Both Sean Allen Krill as the Healy dad and husband Steve and Derek Klena as the over-achieving son Nick (accepted at Harvard and, according to his proud mother, “the only thing I’ve done correctly”), capture the stress and frustration of their characters, who come to recognize their mistakes, own up to them, and ultimately do the right thing (it is a musical after all, so a happy ending is to be expected). And Kathryn Gallagher and Logan Hart as the high-school students and party-goers Bella and Andrew epitomize the toxic culture of misogyny, date rape, and victim-blaming, as she transitions from fun-loving to devastated and he remains entitled, privileged, and remorseless (though we can still hope for at least a semi-happy ending, when he goes to trial).

Lauren Patten (center) and ensemble. Photo by Matthew Murphy.

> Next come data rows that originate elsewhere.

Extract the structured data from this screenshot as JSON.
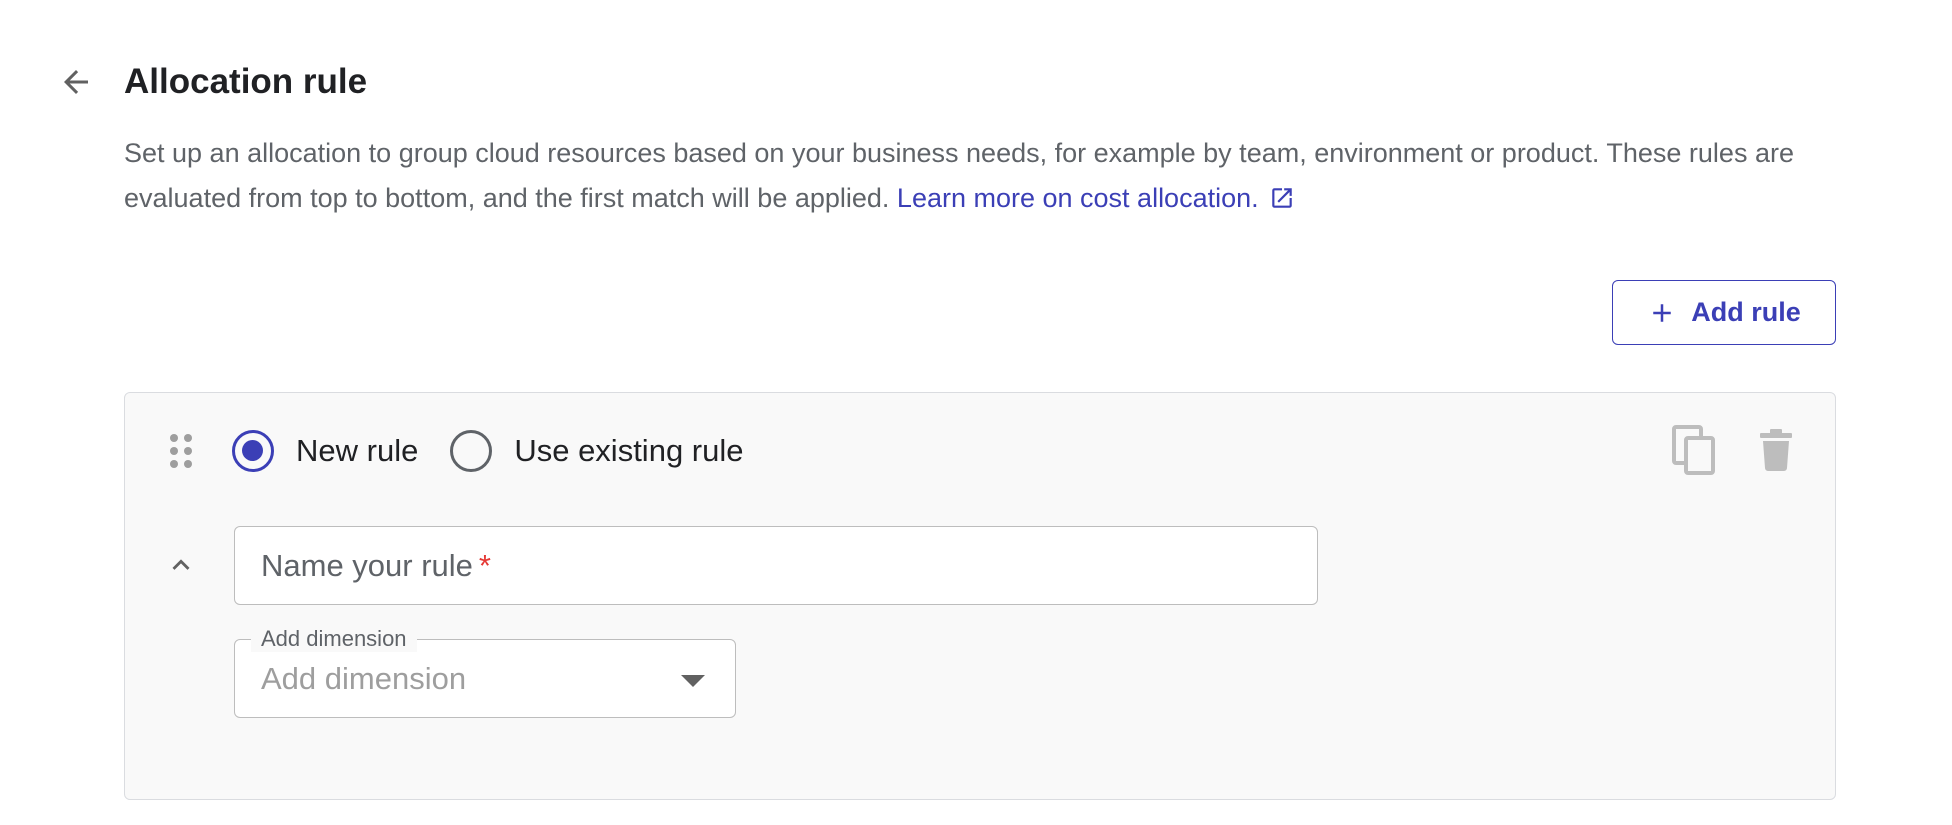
{
  "header": {
    "back_icon": "arrow-back-icon",
    "title": "Allocation rule"
  },
  "description": {
    "text": "Set up an allocation to group cloud resources based on your business needs, for example by team, environment or product. These rules are evaluated from top to bottom, and the first match will be applied. ",
    "link_text": "Learn more on cost allocation.",
    "link_icon": "open-in-new-icon"
  },
  "toolbar": {
    "add_rule_icon": "plus-icon",
    "add_rule_label": "Add rule"
  },
  "rule_card": {
    "drag_icon": "drag-handle-icon",
    "radio_options": [
      {
        "label": "New rule",
        "checked": true
      },
      {
        "label": "Use existing rule",
        "checked": false
      }
    ],
    "copy_icon": "copy-icon",
    "delete_icon": "trash-icon",
    "collapse_icon": "chevron-up-icon",
    "name_input": {
      "placeholder": "Name your rule",
      "required_marker": "*"
    },
    "dimension_select": {
      "label": "Add dimension",
      "placeholder": "Add dimension",
      "caret_icon": "caret-down-icon"
    }
  },
  "colors": {
    "accent": "#3b3fb6",
    "text_primary": "#202124",
    "text_secondary": "#5f6368",
    "card_background": "#f9f9f9",
    "border": "#bdbdbd",
    "required": "#e53935"
  }
}
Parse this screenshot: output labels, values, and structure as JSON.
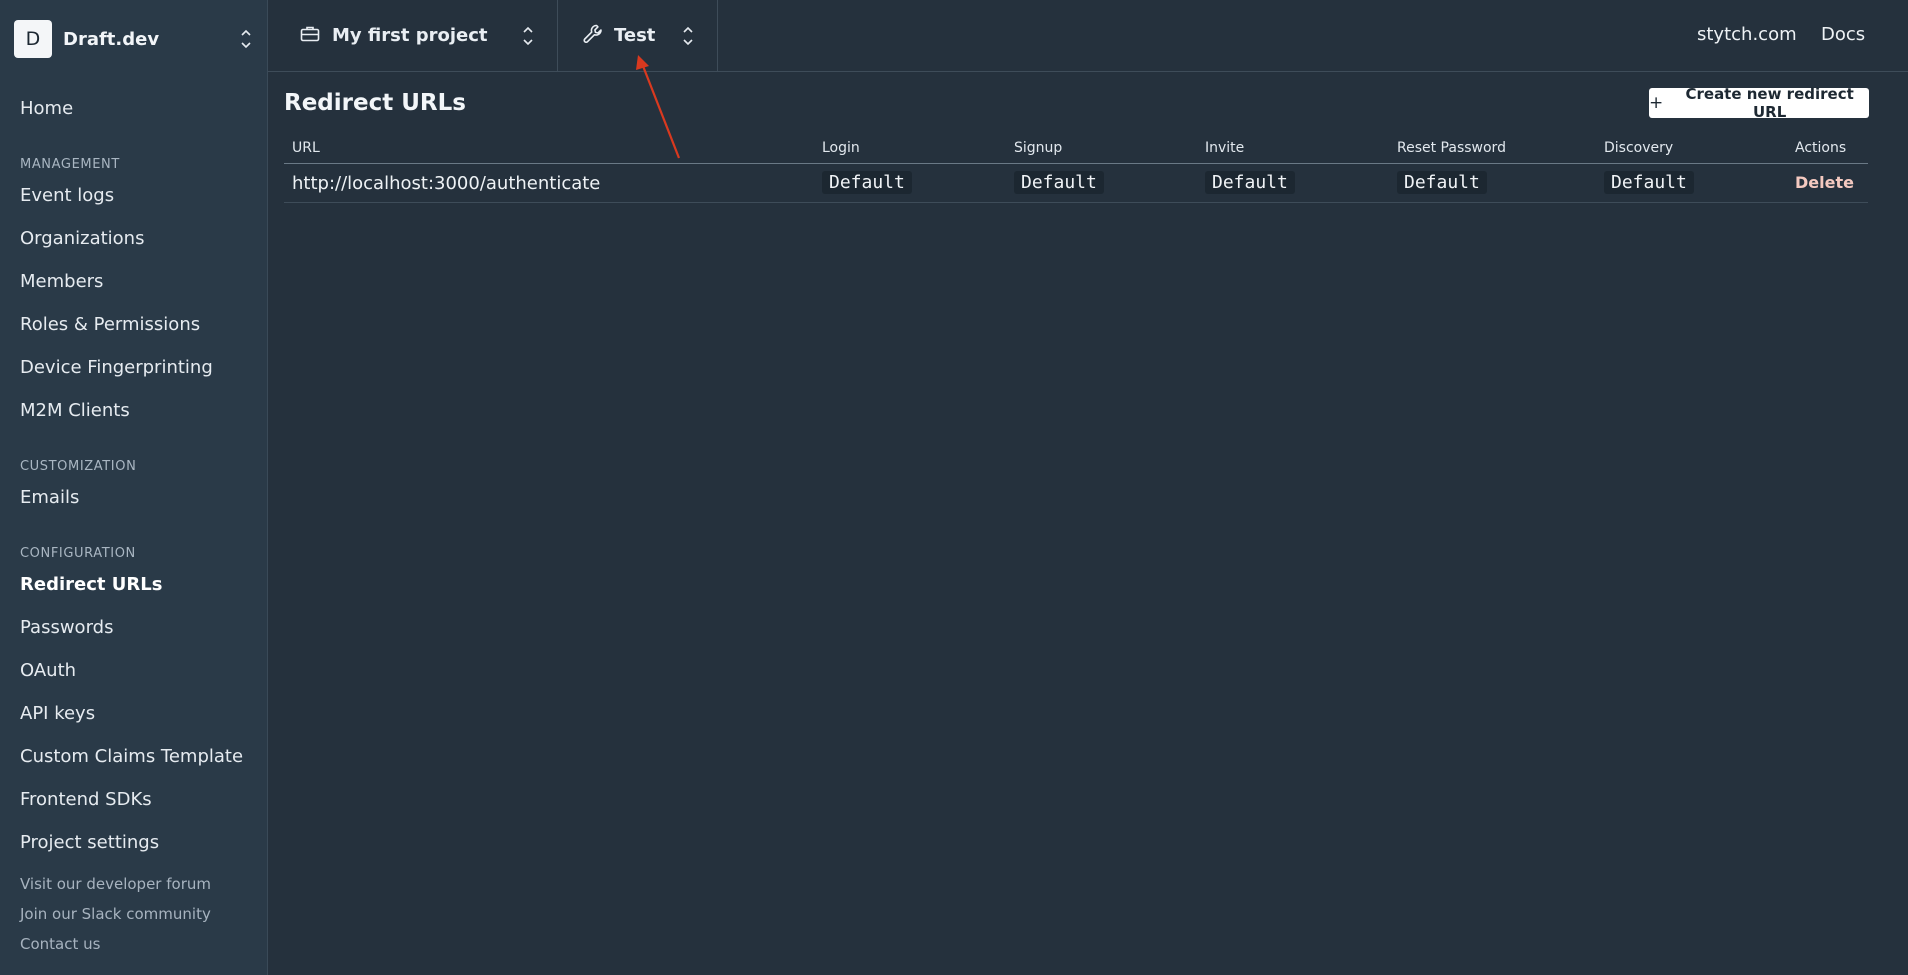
{
  "org": {
    "initial": "D",
    "name": "Draft.dev"
  },
  "sidebar": {
    "home": "Home",
    "sections": [
      {
        "title": "MANAGEMENT",
        "items": [
          "Event logs",
          "Organizations",
          "Members",
          "Roles & Permissions",
          "Device Fingerprinting",
          "M2M Clients"
        ]
      },
      {
        "title": "CUSTOMIZATION",
        "items": [
          "Emails"
        ]
      },
      {
        "title": "CONFIGURATION",
        "items": [
          "Redirect URLs",
          "Passwords",
          "OAuth",
          "API keys",
          "Custom Claims Template",
          "Frontend SDKs",
          "Project settings"
        ]
      }
    ],
    "active": "Redirect URLs",
    "footer_links": [
      "Visit our developer forum",
      "Join our Slack community",
      "Contact us"
    ]
  },
  "topbar": {
    "project": "My first project",
    "environment": "Test",
    "links": [
      "stytch.com",
      "Docs"
    ]
  },
  "page": {
    "title": "Redirect URLs",
    "create_button": "Create new redirect URL"
  },
  "table": {
    "columns": [
      "URL",
      "Login",
      "Signup",
      "Invite",
      "Reset Password",
      "Discovery",
      "Actions"
    ],
    "rows": [
      {
        "url": "http://localhost:3000/authenticate",
        "login": "Default",
        "signup": "Default",
        "invite": "Default",
        "reset_password": "Default",
        "discovery": "Default",
        "action": "Delete"
      }
    ]
  },
  "annotation": {
    "arrow_color": "#d9391f"
  },
  "icons": {
    "project": "briefcase-icon",
    "environment": "wrench-icon",
    "create": "plus-icon",
    "selector": "chevron-up-down-icon"
  }
}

Rounding out the featured cast are Antonio Cipriano as Frankie’s sweet new non-committal love interest Phoenix (who, along with Steve and Mary Jane, perform an affecting rendition of “Head Over Feet”) and Lauren Patten as her forsaken girlfriend Jo. She turns in an outstanding performance, as well as the production’s show-stopping blockbuster vocal on “You Oughta Know,” which garnered a well-deserved standing ovation on the night I attended (and likely does every time she sings it).

The show’s youthful tone is supported by a vibrant artistic design. Sliding upstage platforms move the live band (under the rousing music direction of Bryan Perri) in and out of view from both wings, quick spinning gabled panels (set by Riccardo Hernández) with changing video projections (design by Lucy Mackinnon) identify the shifting locales, and aggressive colorful spotlights and neon (lighting by Justin Townsend) add to the overall mood of in-your-face fervency. Costumes (by Emily Rebholz), and hair, wigs, and make-up (by J. Jared Janas) capture the uninhibited look and style of contemporary teens, in contrast with Steve Healy’s staid business suit and the middle-class middle-aged attire of Mary Jane and her circle of suburban housewives.

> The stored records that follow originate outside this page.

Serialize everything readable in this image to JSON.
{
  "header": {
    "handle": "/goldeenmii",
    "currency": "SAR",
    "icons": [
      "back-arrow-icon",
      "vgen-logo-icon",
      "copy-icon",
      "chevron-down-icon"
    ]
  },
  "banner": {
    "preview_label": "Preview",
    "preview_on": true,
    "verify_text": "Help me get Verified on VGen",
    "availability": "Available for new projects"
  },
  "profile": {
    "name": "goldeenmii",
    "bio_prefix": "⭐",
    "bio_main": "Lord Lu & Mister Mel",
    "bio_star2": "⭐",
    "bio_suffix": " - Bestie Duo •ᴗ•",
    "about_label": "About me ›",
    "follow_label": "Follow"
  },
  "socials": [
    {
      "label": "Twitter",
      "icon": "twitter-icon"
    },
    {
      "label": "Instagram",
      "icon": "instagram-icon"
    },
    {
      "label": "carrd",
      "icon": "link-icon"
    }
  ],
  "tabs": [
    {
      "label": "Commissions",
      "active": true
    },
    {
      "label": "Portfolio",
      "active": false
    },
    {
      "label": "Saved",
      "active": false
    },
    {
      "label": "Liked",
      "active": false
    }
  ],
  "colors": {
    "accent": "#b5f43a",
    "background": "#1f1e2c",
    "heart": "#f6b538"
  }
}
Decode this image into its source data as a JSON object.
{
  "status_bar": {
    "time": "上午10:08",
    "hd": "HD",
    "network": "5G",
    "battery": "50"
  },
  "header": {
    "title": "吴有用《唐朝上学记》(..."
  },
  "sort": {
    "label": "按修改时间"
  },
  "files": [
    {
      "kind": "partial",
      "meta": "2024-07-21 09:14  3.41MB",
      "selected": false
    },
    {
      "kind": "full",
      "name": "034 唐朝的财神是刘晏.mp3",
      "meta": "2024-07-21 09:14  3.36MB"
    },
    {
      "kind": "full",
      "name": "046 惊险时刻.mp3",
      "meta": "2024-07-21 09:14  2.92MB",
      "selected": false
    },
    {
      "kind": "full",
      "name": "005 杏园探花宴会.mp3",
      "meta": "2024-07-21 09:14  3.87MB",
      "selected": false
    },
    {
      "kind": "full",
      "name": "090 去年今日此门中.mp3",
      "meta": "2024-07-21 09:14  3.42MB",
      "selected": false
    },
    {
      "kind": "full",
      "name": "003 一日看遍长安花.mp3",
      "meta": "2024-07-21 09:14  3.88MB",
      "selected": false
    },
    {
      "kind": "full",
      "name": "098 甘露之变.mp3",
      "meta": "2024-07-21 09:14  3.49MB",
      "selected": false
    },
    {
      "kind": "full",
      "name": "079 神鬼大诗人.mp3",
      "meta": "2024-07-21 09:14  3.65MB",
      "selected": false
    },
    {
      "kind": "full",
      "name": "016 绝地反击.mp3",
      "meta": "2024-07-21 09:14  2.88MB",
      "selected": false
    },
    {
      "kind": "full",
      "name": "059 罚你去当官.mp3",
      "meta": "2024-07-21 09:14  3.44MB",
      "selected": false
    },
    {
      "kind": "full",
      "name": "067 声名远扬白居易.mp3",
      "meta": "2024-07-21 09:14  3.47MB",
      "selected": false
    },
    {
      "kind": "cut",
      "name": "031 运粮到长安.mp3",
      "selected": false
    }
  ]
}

Although many of the central songs and scenes impart the voice of youth and the struggles of women, Jagged Little Pill is a show that holds cross-generational and cross-gender appeal – for fans of Morissette’s progressive and prescient work of the 1990s, those who weren’t born yet but are that age now, everyone who’s ever faced any of the dramatic challenges that confront the characters, and anyone who wants to understand the perspective of the other. You will be wildly entertained while, in the words of the show’s promising finale, You Learn.”

Running Time: Approximately two hours and 35 minutes, including an intermission.